Because these decisions are local, they can result in inconsistencies. One school district might be closed due to coronavirus fears, while another stays open. And these decisions are often influenced by political concerns.
Political responses to the outbreak may be wide-ranging. Some may fear that acting will hurt their local economy, while others may overreact. In 2014, during the Ebola outbreak, a teacher in Maine was placed on leave because he had traveled to Dallas, where an Ebola patient died in a hospital (the teacher had not visited the hospital). That same year, then-New Jersey Gov. Chris Christie forced a nurse who had treated Ebola patients in Africa into quarantine. She never exhibited symptoms of the disease, and experts concluded she posed no risk. But the governor held her in isolation anyway. The nurse ended up suing the state, arguing her rights had been infringed on.

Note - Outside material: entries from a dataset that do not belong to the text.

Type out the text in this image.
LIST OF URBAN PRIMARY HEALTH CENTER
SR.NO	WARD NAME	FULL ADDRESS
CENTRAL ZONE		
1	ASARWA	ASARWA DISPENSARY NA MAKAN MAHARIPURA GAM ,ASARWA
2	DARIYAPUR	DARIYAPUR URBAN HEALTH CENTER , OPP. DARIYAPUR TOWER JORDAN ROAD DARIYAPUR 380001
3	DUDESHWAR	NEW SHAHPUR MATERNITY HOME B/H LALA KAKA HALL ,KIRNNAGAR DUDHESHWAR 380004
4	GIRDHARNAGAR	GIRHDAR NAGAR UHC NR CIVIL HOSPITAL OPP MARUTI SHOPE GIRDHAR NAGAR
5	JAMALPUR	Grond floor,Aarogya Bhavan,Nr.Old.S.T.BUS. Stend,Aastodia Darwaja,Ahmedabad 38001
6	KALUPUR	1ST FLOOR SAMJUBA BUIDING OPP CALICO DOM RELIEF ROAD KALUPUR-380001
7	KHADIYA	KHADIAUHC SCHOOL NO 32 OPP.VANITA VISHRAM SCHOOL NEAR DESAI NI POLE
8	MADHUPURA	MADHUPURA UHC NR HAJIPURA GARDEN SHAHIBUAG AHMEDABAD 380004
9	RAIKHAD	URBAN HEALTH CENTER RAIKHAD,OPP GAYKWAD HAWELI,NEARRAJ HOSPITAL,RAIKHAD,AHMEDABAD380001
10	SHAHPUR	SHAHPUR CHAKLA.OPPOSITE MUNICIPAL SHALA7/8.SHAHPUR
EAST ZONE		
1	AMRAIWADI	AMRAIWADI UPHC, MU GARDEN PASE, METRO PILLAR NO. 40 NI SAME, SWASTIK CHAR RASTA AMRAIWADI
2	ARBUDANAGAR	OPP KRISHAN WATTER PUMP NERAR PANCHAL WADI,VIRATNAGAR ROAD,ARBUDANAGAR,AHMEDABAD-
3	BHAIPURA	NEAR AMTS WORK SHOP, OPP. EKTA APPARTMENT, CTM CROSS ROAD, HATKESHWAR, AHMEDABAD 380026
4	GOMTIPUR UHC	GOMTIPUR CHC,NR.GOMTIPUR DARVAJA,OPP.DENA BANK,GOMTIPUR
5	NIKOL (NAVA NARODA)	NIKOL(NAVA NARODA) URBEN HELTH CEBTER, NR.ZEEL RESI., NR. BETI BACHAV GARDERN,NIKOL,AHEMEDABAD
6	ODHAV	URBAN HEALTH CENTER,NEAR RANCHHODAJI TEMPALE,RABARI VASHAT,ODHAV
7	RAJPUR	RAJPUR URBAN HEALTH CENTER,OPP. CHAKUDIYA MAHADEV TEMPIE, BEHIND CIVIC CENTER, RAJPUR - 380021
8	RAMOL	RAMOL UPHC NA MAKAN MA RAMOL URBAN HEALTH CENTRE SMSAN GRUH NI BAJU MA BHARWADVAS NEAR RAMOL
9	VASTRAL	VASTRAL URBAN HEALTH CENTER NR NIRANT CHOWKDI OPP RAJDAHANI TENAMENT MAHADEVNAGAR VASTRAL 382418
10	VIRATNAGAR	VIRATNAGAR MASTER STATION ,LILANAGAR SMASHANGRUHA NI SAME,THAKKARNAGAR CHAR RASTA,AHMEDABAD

We may not know what social distancing measures will come into place, but we can start preparing for them now.
“Think about what you’d do for child care if schools or day cares are closed,” the CDC’s Nancy Messonnier suggested during a recent press briefing. “Is teleworking an option for you? Does your health care provider offer a telemedicine option? All of these questions can help you be better prepared for what might happen.”